When Yag-kosha relates to Conan a tale from the long, long ago when earth was young and Atlantis still ruled above the waves, the deceptively simple action adventure begins to resemble an excerpt from his densely imaginative essay “The Hyborian Age,” more testament to Howard’s ambitions in elevating the pulp short story form into something approaching literary heroic epic.
They saw the oceans drink Atlantis and all the great-towered cities of civilization, one by one dying
until Yag-kosha alone was left, dreaming of old times among the ruined temples of lost Khitai, worshiped as a god by kindly jungle-folk. Then came Yara, who at first sat at his feet and learned wisdom before tricking and turning Yag-kosha’s own power upon him when he refused to divulge black secrets. The enslaved Yag-kosha, mastered by fire and rack and pent up in the cryptic tower of magic he built for Yara in a single night, did Yara’s foul bidding for three centuries, “blackening my soul with cosmic sins, and staining my wisdom with crimes, because I had no other choice,” the plaintive monster laments.

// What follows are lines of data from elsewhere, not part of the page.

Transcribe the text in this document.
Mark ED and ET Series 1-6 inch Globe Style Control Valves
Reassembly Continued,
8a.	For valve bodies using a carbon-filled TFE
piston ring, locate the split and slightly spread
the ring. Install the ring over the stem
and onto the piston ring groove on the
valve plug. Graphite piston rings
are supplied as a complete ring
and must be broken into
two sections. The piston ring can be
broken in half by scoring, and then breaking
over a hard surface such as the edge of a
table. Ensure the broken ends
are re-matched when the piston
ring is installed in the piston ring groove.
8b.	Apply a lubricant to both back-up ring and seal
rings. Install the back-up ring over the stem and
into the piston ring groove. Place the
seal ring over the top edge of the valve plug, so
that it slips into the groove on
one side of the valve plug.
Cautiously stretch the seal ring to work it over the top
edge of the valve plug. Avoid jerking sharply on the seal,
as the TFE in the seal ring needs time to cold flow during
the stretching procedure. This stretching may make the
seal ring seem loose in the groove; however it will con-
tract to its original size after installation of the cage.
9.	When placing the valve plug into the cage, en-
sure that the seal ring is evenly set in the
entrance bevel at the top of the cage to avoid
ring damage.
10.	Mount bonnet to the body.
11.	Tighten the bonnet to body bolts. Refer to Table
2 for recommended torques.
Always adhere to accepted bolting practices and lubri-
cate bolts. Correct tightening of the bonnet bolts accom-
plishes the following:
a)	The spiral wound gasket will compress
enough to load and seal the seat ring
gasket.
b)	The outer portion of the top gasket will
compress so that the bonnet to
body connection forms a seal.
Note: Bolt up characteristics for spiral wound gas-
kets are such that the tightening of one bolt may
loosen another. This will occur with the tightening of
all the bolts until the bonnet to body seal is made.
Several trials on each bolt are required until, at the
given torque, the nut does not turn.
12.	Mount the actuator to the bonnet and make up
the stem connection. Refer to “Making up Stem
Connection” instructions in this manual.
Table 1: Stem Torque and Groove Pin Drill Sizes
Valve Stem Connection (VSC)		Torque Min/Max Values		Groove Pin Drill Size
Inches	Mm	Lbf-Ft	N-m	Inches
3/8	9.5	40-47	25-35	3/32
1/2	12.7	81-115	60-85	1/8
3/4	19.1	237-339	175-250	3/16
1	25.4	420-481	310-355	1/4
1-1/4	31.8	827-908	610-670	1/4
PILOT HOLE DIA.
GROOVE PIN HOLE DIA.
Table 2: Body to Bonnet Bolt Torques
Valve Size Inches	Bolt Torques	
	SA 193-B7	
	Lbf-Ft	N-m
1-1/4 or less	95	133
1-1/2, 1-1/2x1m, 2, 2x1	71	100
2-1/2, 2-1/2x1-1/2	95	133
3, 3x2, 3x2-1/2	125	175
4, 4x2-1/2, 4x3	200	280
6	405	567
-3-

Further proof of Howard’s lofty aspirations is Conan’s unexpected pity towards the maimed, racked, and burned creature, resulting in a seemingly ordinary adventure yarn transformed into cosmic tragedy on the emotionally visceral level of Mary Shelley’s Frankenstein.
Yag-kosha vows one last ancient secret unknown to Yara, the sorcery of the Blood and the Jewel,
enlisting Conan as “the hand of Fate.” He begs Conan to first drive his sword into his breast, then take the altar gem, the Heart of the Elephant, to Yara. With a heavy heart, Conan drives his heavy Brythunian blade deep, saying “Fare you well, Yag-kosha! I never killed ... with so unwilling a thrust.” The blazing jewel turns the color of blood, and sure that Yag-kosha’s life had fled – or at least life as Conan understands it – Conan is dutifully off to fulfill the final wish of the sad creature.
Ultimately Howard’s “Tower” climaxes in a dream-like, alchemical finale that blends pathos, empathy, epiphany, retribution, and redintegration with a surrealism that is truly worthy of the description “Weird Tale” in every sense of the term.
Conan pushes into the jet-black chamber where Yara sits wrapped in lotus-dreams of evil. “Yara! Awaken!” Conan barks, and the devilish high priest and sorcerer stands and hisses, “Dog! What do you here?” Conan lays the heart gem before Yara, saying, “Yag-kosha gives a last gift – and a last enchantment!” Yara grips the blazing globe, staring into its shadowed depths as if they would draw the shuddering soul from his body, while shrinking in stature. Some great magnetic force pulls the evil priest to the gem where he sinks into its very center as a man sinks into a vast sea. In the crimson heart of the jewel, Conan sees Yara and a morning-crowned and shining Yag-kosha, no longer maimed or blind but with wings to fly, feet to dance, eyes to see, and hands to break. Yara flees, on his heels the avenger, and as if from over a vast distance, Conan hears, “The life of man is not the life of Yag-kosha – nor is human death his death!”